Oraik and I turned around. Tarelay stood a half-dozen paces away, ankle deep in the river, his pants cuffed around his shins. “I apologize for overhearing. But the whole Ward will need to come down and be built anew. The fallen lord damaged it beyond repair.”
It was the first time he had spoken to me since the awful events of the day before.
“You really are Tarelay?” I couldn’t help but ask. “The Tarelay who built the Ward?”
The Tarelay Sorrowsworn craned his head and looked down his green nose at me.
“I am.”
“The Tarelay?” I asked again in disbelief.
He squinted at me.
“Right,” I said. I sniffled. “And you mean to say I could go home? And see my family? Without ruining it?”
“Yes, yes. The Colynes stone will need to come down at some point or other, anyways.”
I could go back. I could see them. My family would know how many times the Ward had fallen. They might have been scared, or worried, or even hurt—though I didn’t let my mind settle on that last one. I wanted to hug them all, more badly than I had in years.
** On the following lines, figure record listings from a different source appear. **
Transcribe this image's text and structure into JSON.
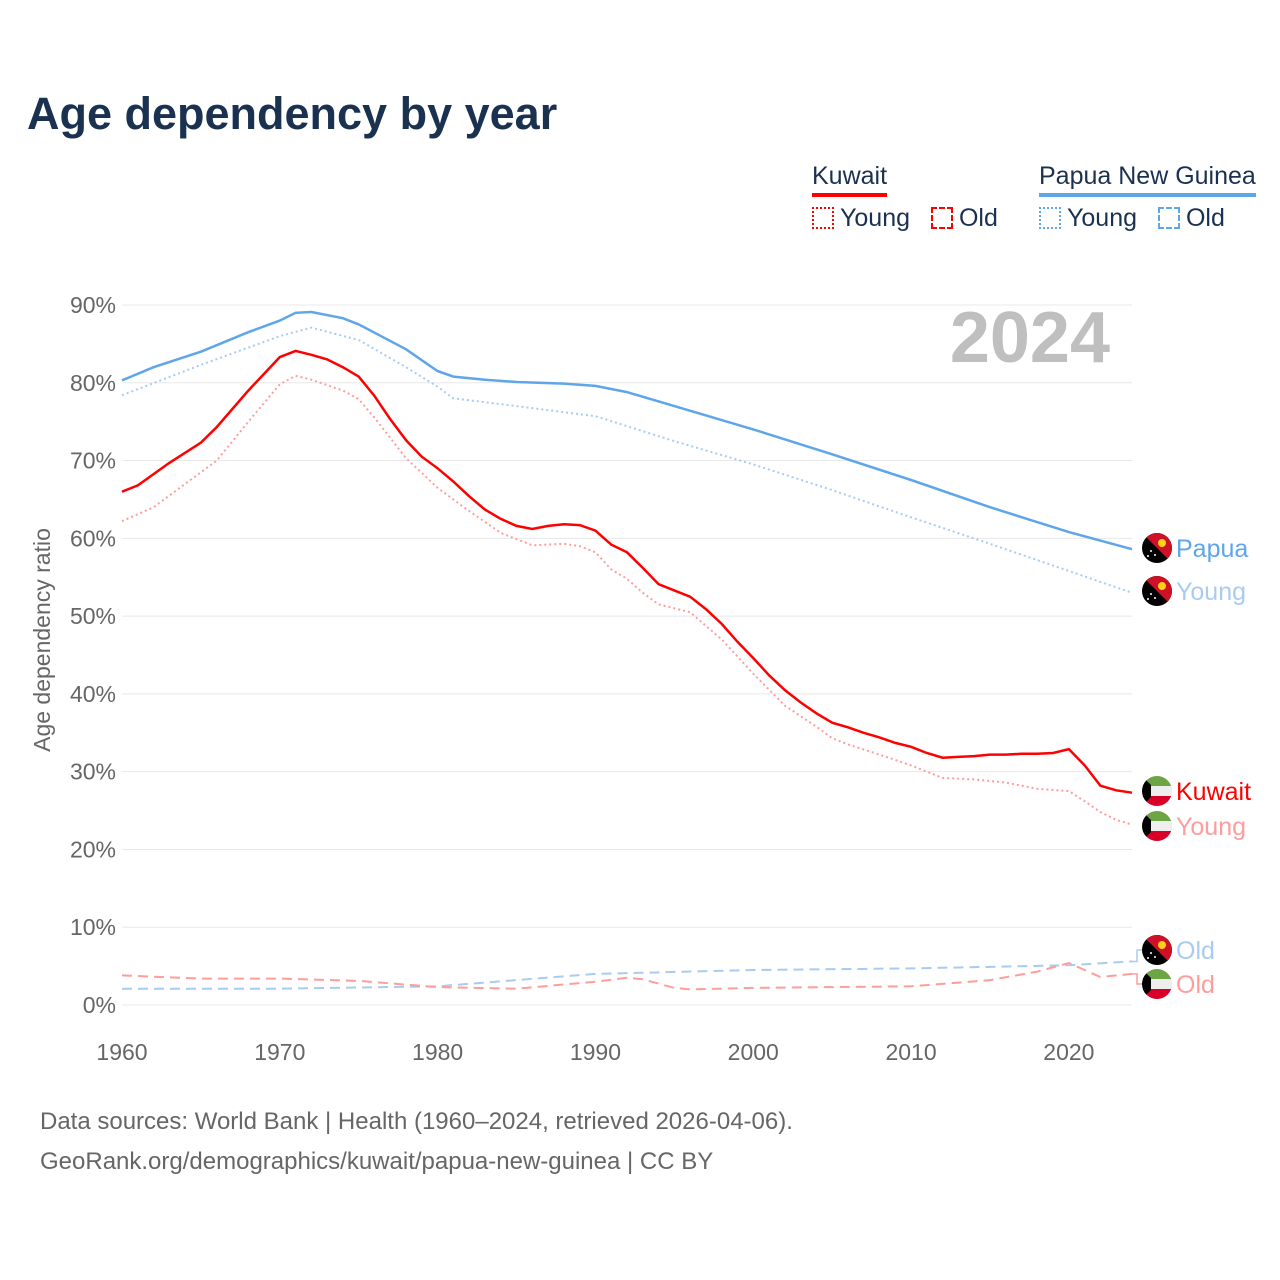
{
  "colors": {
    "kuwait": "#ff0000",
    "kuwait_light": "#ff9c9c",
    "png": "#5fa5ea",
    "png_light": "#a8cbf2",
    "title": "#1b3150"
  },
  "legend": {
    "kuwait": {
      "name": "Kuwait",
      "young": "Young",
      "old": "Old"
    },
    "png": {
      "name": "Papua New Guinea",
      "young": "Young",
      "old": "Old"
    }
  },
  "sources": {
    "line1": "Data sources: World Bank | Health (1960–2024, retrieved 2026-04-06).",
    "line2": "GeoRank.org/demographics/kuwait/papua-new-guinea | CC BY"
  },
  "chart_data": {
    "type": "line",
    "title": "Age dependency by year",
    "year_label": "2024",
    "xlabel": "",
    "ylabel": "Age dependency ratio",
    "xlim": [
      1960,
      2024
    ],
    "ylim": [
      0,
      90
    ],
    "xticks": [
      "1960",
      "1970",
      "1980",
      "1990",
      "2000",
      "2010",
      "2020"
    ],
    "yticks": [
      "0%",
      "10%",
      "20%",
      "30%",
      "40%",
      "50%",
      "60%",
      "70%",
      "80%",
      "90%"
    ],
    "grid": true,
    "series": [
      {
        "name": "Papua New Guinea",
        "end_label": "Papua",
        "kind": "total",
        "color": "#5fa5ea",
        "style": "solid",
        "points": [
          [
            1960,
            80.3
          ],
          [
            1962,
            82
          ],
          [
            1965,
            84
          ],
          [
            1968,
            86.5
          ],
          [
            1970,
            88
          ],
          [
            1971,
            89
          ],
          [
            1972,
            89.1
          ],
          [
            1974,
            88.3
          ],
          [
            1975,
            87.5
          ],
          [
            1978,
            84.3
          ],
          [
            1980,
            81.5
          ],
          [
            1981,
            80.8
          ],
          [
            1983,
            80.4
          ],
          [
            1985,
            80.1
          ],
          [
            1988,
            79.9
          ],
          [
            1990,
            79.6
          ],
          [
            1992,
            78.8
          ],
          [
            1995,
            77
          ],
          [
            2000,
            74
          ],
          [
            2005,
            70.8
          ],
          [
            2010,
            67.5
          ],
          [
            2015,
            64
          ],
          [
            2020,
            60.8
          ],
          [
            2024,
            58.6
          ]
        ]
      },
      {
        "name": "Papua New Guinea Young",
        "end_label": "Young",
        "kind": "young",
        "color": "#a8cbf2",
        "style": "dotted",
        "points": [
          [
            1960,
            78.4
          ],
          [
            1965,
            82.3
          ],
          [
            1970,
            86
          ],
          [
            1972,
            87.1
          ],
          [
            1975,
            85.5
          ],
          [
            1978,
            82
          ],
          [
            1980,
            79.5
          ],
          [
            1981,
            78
          ],
          [
            1985,
            77
          ],
          [
            1990,
            75.7
          ],
          [
            1995,
            72.5
          ],
          [
            2000,
            69.5
          ],
          [
            2005,
            66.2
          ],
          [
            2010,
            62.7
          ],
          [
            2015,
            59.3
          ],
          [
            2020,
            55.8
          ],
          [
            2024,
            53
          ]
        ]
      },
      {
        "name": "Kuwait",
        "end_label": "Kuwait",
        "kind": "total",
        "color": "#ff0000",
        "style": "solid",
        "points": [
          [
            1960,
            66
          ],
          [
            1961,
            66.8
          ],
          [
            1963,
            69.7
          ],
          [
            1965,
            72.3
          ],
          [
            1966,
            74.3
          ],
          [
            1968,
            79
          ],
          [
            1970,
            83.3
          ],
          [
            1971,
            84.1
          ],
          [
            1972,
            83.6
          ],
          [
            1973,
            83
          ],
          [
            1974,
            82
          ],
          [
            1975,
            80.8
          ],
          [
            1976,
            78.3
          ],
          [
            1977,
            75.3
          ],
          [
            1978,
            72.6
          ],
          [
            1979,
            70.5
          ],
          [
            1980,
            69
          ],
          [
            1981,
            67.3
          ],
          [
            1982,
            65.4
          ],
          [
            1983,
            63.7
          ],
          [
            1984,
            62.5
          ],
          [
            1985,
            61.6
          ],
          [
            1986,
            61.2
          ],
          [
            1987,
            61.6
          ],
          [
            1988,
            61.8
          ],
          [
            1989,
            61.7
          ],
          [
            1990,
            61
          ],
          [
            1991,
            59.2
          ],
          [
            1992,
            58.2
          ],
          [
            1993,
            56.2
          ],
          [
            1994,
            54.1
          ],
          [
            1995,
            53.3
          ],
          [
            1996,
            52.5
          ],
          [
            1997,
            50.9
          ],
          [
            1998,
            49
          ],
          [
            1999,
            46.7
          ],
          [
            2000,
            44.6
          ],
          [
            2001,
            42.4
          ],
          [
            2002,
            40.5
          ],
          [
            2003,
            38.9
          ],
          [
            2004,
            37.5
          ],
          [
            2005,
            36.3
          ],
          [
            2006,
            35.7
          ],
          [
            2007,
            35
          ],
          [
            2008,
            34.4
          ],
          [
            2009,
            33.7
          ],
          [
            2010,
            33.2
          ],
          [
            2011,
            32.4
          ],
          [
            2012,
            31.8
          ],
          [
            2013,
            31.9
          ],
          [
            2014,
            32
          ],
          [
            2015,
            32.2
          ],
          [
            2016,
            32.2
          ],
          [
            2017,
            32.3
          ],
          [
            2018,
            32.3
          ],
          [
            2019,
            32.4
          ],
          [
            2020,
            32.9
          ],
          [
            2021,
            30.8
          ],
          [
            2022,
            28.2
          ],
          [
            2023,
            27.6
          ],
          [
            2024,
            27.3
          ]
        ]
      },
      {
        "name": "Kuwait Young",
        "end_label": "Young",
        "kind": "young",
        "color": "#ff9c9c",
        "style": "dotted",
        "points": [
          [
            1960,
            62.2
          ],
          [
            1962,
            64
          ],
          [
            1964,
            67
          ],
          [
            1966,
            70
          ],
          [
            1968,
            75
          ],
          [
            1970,
            79.8
          ],
          [
            1971,
            80.9
          ],
          [
            1972,
            80.4
          ],
          [
            1974,
            79
          ],
          [
            1975,
            77.9
          ],
          [
            1976,
            75.5
          ],
          [
            1978,
            70.3
          ],
          [
            1980,
            66.5
          ],
          [
            1982,
            63.5
          ],
          [
            1984,
            60.7
          ],
          [
            1986,
            59.1
          ],
          [
            1988,
            59.3
          ],
          [
            1989,
            59
          ],
          [
            1990,
            58.2
          ],
          [
            1991,
            56
          ],
          [
            1992,
            54.8
          ],
          [
            1993,
            53
          ],
          [
            1994,
            51.5
          ],
          [
            1996,
            50.5
          ],
          [
            1998,
            47
          ],
          [
            2000,
            42.6
          ],
          [
            2002,
            38.5
          ],
          [
            2004,
            35.8
          ],
          [
            2005,
            34.3
          ],
          [
            2006,
            33.5
          ],
          [
            2008,
            32.2
          ],
          [
            2010,
            30.8
          ],
          [
            2012,
            29.2
          ],
          [
            2014,
            29
          ],
          [
            2016,
            28.6
          ],
          [
            2018,
            27.8
          ],
          [
            2020,
            27.5
          ],
          [
            2021,
            26.2
          ],
          [
            2022,
            24.8
          ],
          [
            2023,
            23.8
          ],
          [
            2024,
            23.2
          ]
        ]
      },
      {
        "name": "Papua New Guinea Old",
        "end_label": "Old",
        "kind": "old",
        "color": "#a8cbf2",
        "style": "dashed",
        "points": [
          [
            1960,
            2.1
          ],
          [
            1970,
            2.1
          ],
          [
            1980,
            2.4
          ],
          [
            1990,
            4
          ],
          [
            2000,
            4.5
          ],
          [
            2010,
            4.7
          ],
          [
            2020,
            5.1
          ],
          [
            2024,
            5.6
          ]
        ]
      },
      {
        "name": "Kuwait Old",
        "end_label": "Old",
        "kind": "old",
        "color": "#ff9c9c",
        "style": "dashed",
        "points": [
          [
            1960,
            3.8
          ],
          [
            1965,
            3.4
          ],
          [
            1970,
            3.4
          ],
          [
            1975,
            3.1
          ],
          [
            1980,
            2.3
          ],
          [
            1985,
            2.1
          ],
          [
            1990,
            3
          ],
          [
            1992,
            3.5
          ],
          [
            1993,
            3.3
          ],
          [
            1995,
            2.2
          ],
          [
            1996,
            2
          ],
          [
            2000,
            2.2
          ],
          [
            2005,
            2.3
          ],
          [
            2010,
            2.4
          ],
          [
            2015,
            3.2
          ],
          [
            2018,
            4.3
          ],
          [
            2020,
            5.4
          ],
          [
            2022,
            3.6
          ],
          [
            2024,
            4
          ]
        ]
      }
    ]
  }
}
But somehow, I still knew that the Protectorate couldn’t be my home any longer. I didn’t belong on Nis-Illous. I would never trust the Temple again, and I couldn’t leave Kalcedon. But I wanted desperately to see my family. And maybe to take some of the books from Eudoria’s home.
But to only go once… I gulped. Oraik could visit us, and my father, but not the rest of my family.
“Would you consider some changes?” I asked Tarelay shyly. It felt profane to tell him he could do anything better. “If it weren’t so impenetrable. If it didn’t swallow all magic, but just kept out those who meant trouble?”
“Such a thing would be abhorrently complex,” Tarelay informed me, peering down his long nose. “It is not possible to write such a tailored limit.”
“Alright, a different idea,” I said, yanking my hand out of Oraik’s to gesture in front of me. “I thought, if you take—what was it, your seventh phrasing, I think? That defines the scope of the Ward? And add a sequence after. That would only capture a certain magnitude, like a full faerie but not a witch—”
“Insufficient,” Tarelay informed me. “It would not stop lesser spells from entering through the Ward. In such a matter, havoc would still be wreaked.”
“A limit of intention, then,” I insisted. “That only prevents those with ill-will…”
“Magic cannot do that,” Tarelay said. “It is impossible. Who among us does not harbor some small cruelty? Intentions change, or appear differently on one’s perspective.”